01:58  <Aleks__> bah après sur le principe ok, apt installe en root
01:58  <Aleks__> la question imho c'est surtout est-ce que le gain "plus avoir à faire sudo" est supérieur à tous les 
                 risques qu'on encoure en changeant un truc critique comme ça :/
01:58  <Aleks__> et notamment casser les apps
01:59  <Aleks__> mais tant qu'on teste bien, why not
01:59 @<Bram> niveau casser les apps le risque est quand même fort bas ici
01:59  <Aleks__> ah, oké
01:59 @<Bram> et niveau avantage ça rend le dev d'app bien moins pénible
02:00 @<Bram> et je pense que faciliter le boulot des développeurs d'apps est quand même un très gros +
02:00 @<Bram> après oui, on va pas merger/déployer ça en mode swag du slip
02:00  <Aleks__> après j'suis biaisé par la dernière app que j'ai voulu packager (wekan) parce que meteor voulait pas etre 
                 root /o\
02:00 @<Bram> sinon
02:00 @<Bram> pour rigoler https://github.com/search?q=org%3AYunoHost-Apps+sudo&type=Code
02:01  <Aleks__> 655
02:01  <Aleks__> xD
02:01 @<Bram> et c'est 655 *fichiers*, pas 655 sudo :p
02:01 @<Bram> this is madness ™
02:01  <Aleks__> ogod
02:01 @<Bram> https://github.com/search?q=org%3AYunoHost-Apps+sudo&type=Commits
02:01 @<Bram> celui là aussi est super marrant comme résultat

And to insist, just look at any random script file of a YunoHost app, sudo is used for 80% of the lines and the % goes higher if you remove the variable declarations lines.

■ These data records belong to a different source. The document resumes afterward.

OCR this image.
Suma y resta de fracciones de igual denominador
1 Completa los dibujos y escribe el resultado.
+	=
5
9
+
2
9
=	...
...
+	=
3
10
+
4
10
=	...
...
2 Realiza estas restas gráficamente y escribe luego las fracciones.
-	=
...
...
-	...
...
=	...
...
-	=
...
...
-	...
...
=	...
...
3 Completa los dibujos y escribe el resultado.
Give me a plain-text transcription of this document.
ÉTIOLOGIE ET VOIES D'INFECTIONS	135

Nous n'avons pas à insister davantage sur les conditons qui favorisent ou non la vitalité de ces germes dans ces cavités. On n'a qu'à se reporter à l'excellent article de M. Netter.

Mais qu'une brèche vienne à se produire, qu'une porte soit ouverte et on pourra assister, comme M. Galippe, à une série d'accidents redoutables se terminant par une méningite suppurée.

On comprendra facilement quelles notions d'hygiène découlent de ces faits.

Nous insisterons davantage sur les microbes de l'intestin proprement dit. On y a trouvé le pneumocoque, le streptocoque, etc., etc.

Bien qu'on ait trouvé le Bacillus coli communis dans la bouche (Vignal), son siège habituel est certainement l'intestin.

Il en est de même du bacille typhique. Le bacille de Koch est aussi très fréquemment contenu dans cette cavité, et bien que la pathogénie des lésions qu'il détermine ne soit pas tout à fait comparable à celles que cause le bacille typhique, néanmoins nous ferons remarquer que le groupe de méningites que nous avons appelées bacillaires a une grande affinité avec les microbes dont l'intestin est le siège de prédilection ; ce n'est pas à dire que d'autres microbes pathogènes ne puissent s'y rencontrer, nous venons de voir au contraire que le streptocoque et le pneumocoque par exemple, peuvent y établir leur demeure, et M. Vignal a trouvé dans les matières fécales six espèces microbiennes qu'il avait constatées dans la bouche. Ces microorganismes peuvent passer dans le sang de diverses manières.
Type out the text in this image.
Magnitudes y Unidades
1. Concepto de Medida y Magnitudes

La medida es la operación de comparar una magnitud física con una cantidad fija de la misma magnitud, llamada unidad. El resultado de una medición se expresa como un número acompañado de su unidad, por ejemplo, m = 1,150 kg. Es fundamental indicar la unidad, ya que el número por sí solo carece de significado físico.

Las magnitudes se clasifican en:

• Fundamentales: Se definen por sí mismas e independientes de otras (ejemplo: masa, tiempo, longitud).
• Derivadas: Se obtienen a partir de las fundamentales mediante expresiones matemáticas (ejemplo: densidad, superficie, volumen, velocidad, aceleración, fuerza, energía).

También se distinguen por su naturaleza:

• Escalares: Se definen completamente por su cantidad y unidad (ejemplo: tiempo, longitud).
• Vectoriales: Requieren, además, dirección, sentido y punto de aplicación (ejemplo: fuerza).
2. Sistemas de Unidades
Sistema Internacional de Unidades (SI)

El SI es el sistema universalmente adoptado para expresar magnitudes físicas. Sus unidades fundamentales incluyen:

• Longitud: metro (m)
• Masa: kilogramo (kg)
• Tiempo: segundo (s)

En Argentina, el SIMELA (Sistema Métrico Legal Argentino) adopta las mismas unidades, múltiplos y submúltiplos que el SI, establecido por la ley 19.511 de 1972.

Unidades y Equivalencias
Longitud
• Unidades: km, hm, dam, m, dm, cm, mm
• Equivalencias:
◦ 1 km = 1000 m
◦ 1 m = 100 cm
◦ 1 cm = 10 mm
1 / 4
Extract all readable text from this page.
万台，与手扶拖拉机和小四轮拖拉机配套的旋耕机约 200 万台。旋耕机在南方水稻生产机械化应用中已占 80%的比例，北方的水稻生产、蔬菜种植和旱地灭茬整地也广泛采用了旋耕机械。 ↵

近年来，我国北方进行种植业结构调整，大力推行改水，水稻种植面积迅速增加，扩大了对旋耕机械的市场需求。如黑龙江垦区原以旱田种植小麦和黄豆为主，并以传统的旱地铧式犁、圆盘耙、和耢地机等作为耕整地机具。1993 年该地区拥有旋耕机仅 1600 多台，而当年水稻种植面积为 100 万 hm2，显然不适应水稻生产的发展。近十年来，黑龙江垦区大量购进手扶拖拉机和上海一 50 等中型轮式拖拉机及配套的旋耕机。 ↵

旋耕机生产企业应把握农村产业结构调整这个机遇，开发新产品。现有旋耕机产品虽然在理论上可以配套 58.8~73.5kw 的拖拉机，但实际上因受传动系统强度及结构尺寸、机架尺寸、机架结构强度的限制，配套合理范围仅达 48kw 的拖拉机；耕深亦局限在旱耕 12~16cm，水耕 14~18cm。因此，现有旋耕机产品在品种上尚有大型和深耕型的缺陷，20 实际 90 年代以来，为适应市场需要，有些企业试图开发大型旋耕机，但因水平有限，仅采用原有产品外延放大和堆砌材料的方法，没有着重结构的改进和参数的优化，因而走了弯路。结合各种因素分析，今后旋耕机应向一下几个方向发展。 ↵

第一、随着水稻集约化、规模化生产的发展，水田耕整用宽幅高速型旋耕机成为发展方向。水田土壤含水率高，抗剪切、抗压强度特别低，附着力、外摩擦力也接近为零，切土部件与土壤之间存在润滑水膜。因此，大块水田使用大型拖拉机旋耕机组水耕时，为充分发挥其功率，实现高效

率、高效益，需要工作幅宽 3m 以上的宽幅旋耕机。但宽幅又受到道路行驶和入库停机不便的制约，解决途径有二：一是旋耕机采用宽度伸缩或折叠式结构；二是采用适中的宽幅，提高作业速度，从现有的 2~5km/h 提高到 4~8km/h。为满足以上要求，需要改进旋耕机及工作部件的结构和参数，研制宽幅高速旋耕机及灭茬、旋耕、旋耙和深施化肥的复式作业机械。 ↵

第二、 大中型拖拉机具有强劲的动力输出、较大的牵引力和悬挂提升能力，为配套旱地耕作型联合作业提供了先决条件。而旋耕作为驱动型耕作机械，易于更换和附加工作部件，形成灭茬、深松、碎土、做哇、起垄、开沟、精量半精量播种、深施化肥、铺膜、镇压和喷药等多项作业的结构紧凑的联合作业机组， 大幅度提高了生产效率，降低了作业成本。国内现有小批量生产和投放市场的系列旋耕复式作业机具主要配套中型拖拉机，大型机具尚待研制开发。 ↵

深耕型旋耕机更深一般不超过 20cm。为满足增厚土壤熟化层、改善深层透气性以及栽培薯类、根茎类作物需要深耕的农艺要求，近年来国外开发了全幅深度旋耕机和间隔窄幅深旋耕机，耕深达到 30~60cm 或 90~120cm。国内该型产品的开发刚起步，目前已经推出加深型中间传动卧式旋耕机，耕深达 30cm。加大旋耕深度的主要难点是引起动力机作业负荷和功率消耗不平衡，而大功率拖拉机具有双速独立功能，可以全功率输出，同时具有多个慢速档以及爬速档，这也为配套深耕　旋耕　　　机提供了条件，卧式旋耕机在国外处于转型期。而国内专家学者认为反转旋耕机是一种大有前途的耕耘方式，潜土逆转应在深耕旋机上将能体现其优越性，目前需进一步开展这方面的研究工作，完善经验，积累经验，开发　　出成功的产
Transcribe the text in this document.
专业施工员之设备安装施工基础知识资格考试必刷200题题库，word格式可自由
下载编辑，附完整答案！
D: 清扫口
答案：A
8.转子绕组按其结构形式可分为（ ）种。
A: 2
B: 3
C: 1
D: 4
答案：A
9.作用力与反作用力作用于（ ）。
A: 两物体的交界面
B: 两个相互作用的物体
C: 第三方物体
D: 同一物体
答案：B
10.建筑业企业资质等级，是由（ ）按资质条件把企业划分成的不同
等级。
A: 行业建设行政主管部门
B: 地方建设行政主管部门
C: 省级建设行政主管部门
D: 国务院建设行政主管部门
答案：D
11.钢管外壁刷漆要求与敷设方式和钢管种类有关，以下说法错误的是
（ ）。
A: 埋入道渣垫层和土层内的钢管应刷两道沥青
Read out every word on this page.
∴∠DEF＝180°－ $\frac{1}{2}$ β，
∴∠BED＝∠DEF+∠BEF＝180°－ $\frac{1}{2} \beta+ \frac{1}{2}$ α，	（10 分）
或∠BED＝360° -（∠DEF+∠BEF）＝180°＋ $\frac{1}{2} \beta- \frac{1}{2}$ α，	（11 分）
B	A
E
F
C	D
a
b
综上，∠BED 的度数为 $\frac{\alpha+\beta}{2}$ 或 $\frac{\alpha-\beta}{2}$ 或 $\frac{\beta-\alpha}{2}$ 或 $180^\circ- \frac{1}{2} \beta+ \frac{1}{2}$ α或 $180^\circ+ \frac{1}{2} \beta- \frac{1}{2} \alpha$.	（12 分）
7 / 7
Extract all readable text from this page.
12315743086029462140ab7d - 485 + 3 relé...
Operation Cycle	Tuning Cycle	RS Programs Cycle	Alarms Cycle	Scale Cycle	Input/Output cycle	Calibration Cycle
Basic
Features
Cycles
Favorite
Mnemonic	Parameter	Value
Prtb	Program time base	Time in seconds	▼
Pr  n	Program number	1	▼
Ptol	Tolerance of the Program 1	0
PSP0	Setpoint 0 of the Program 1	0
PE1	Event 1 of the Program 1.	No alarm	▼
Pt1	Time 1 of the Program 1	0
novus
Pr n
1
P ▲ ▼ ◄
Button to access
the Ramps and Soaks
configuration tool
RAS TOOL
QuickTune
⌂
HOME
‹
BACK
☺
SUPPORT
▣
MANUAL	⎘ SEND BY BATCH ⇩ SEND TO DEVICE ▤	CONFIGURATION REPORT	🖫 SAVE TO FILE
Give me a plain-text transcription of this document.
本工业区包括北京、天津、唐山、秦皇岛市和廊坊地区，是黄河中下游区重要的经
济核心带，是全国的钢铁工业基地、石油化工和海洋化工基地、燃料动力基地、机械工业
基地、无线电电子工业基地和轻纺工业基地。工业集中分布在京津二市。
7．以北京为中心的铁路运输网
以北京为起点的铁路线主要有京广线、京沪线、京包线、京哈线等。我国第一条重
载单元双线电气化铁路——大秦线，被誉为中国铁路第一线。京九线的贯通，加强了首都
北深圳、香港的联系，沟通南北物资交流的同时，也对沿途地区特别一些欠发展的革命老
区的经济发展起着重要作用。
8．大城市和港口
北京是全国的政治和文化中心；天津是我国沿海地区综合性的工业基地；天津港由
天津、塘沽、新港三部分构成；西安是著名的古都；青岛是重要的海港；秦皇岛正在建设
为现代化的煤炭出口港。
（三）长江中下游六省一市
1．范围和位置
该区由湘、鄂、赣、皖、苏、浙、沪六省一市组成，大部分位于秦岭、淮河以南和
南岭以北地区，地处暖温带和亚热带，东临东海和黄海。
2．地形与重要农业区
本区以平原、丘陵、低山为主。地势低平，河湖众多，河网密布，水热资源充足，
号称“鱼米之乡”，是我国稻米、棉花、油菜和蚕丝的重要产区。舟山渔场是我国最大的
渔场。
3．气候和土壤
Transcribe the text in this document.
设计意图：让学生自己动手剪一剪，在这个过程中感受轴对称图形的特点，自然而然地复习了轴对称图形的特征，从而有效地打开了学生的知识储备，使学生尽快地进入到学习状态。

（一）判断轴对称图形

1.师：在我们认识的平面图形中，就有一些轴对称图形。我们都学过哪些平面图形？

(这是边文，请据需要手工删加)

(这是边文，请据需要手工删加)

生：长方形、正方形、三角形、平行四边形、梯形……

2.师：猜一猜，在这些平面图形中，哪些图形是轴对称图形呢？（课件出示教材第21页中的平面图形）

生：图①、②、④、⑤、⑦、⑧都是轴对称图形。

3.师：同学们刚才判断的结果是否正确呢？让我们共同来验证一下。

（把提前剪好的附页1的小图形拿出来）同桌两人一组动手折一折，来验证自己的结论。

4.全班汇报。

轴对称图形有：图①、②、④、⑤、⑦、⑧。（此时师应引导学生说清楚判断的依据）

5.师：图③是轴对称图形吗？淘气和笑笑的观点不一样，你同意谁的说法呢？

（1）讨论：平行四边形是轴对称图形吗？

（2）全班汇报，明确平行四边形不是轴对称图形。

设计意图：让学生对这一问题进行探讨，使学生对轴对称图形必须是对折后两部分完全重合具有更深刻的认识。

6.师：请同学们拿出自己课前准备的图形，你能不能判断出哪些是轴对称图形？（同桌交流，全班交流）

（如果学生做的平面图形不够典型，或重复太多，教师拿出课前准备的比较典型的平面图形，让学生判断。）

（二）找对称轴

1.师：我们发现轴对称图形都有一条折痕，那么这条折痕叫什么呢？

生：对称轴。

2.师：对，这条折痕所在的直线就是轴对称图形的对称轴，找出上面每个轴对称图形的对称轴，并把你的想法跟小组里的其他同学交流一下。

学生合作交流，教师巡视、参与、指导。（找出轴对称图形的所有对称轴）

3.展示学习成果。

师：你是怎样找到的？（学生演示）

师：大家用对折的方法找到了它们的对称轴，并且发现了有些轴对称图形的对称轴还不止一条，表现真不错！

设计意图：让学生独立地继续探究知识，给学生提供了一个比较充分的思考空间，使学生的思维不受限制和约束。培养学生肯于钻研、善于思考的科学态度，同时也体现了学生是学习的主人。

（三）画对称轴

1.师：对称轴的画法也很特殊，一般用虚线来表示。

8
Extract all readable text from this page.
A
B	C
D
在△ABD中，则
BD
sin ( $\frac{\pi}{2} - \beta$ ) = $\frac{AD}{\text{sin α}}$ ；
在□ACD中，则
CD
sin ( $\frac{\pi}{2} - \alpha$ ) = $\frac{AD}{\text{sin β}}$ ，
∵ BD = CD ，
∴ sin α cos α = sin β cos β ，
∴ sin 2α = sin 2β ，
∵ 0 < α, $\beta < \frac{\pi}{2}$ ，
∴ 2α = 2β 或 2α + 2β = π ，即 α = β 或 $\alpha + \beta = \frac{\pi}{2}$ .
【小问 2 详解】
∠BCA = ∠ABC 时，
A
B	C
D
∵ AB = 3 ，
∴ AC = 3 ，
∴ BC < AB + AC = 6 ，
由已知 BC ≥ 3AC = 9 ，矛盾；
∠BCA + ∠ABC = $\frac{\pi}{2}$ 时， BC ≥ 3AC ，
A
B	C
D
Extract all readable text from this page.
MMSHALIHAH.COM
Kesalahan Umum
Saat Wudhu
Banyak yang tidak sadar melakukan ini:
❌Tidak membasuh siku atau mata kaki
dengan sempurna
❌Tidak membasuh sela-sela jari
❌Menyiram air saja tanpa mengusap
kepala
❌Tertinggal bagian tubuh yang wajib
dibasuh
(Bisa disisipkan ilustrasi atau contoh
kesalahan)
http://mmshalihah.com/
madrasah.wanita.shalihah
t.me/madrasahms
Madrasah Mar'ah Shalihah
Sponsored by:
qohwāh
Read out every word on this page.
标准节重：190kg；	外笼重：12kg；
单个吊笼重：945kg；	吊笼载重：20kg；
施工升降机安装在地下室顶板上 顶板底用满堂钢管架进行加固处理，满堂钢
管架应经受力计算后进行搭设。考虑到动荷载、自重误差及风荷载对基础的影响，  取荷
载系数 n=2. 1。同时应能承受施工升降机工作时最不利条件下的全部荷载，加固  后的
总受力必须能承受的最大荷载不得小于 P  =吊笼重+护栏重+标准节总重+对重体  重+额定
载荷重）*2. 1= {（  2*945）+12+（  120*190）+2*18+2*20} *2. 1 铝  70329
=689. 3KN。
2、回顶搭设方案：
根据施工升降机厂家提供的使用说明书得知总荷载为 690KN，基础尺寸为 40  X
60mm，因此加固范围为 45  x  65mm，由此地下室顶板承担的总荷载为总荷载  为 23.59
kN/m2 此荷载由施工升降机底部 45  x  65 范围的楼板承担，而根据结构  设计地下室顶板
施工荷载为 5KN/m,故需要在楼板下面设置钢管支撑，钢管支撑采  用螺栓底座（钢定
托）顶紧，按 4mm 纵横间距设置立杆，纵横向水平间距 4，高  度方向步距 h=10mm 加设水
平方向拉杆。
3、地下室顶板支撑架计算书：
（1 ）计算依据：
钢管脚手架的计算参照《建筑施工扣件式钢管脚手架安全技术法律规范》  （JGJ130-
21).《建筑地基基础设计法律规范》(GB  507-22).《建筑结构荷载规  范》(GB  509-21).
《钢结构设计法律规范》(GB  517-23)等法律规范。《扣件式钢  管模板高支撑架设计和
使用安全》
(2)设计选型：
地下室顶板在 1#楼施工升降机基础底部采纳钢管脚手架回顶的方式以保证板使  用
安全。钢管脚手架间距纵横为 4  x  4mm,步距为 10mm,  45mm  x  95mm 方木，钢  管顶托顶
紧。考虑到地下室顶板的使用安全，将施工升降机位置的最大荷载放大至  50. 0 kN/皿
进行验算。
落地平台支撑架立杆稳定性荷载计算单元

At this point it's just making the life of every package developper harder for nothing.

[Psycojoker]

After having read a lot of random app scripts (and having made apps myself), I'm now really convinced that keeping sudo and not switching to root is ever a terrible bad design decision or just voluntary making the life of app developers painful.

[polytan02]

I don't have the knowledge to check the python code, but I agree with the fact we run root and stop using sudo.

[Psycojoker]

@M5oul @maniackcrudelis already agreed on that PR apparently:

It's ok for me, I think isn't a problem for packages, because the permissions are set when it's necessary.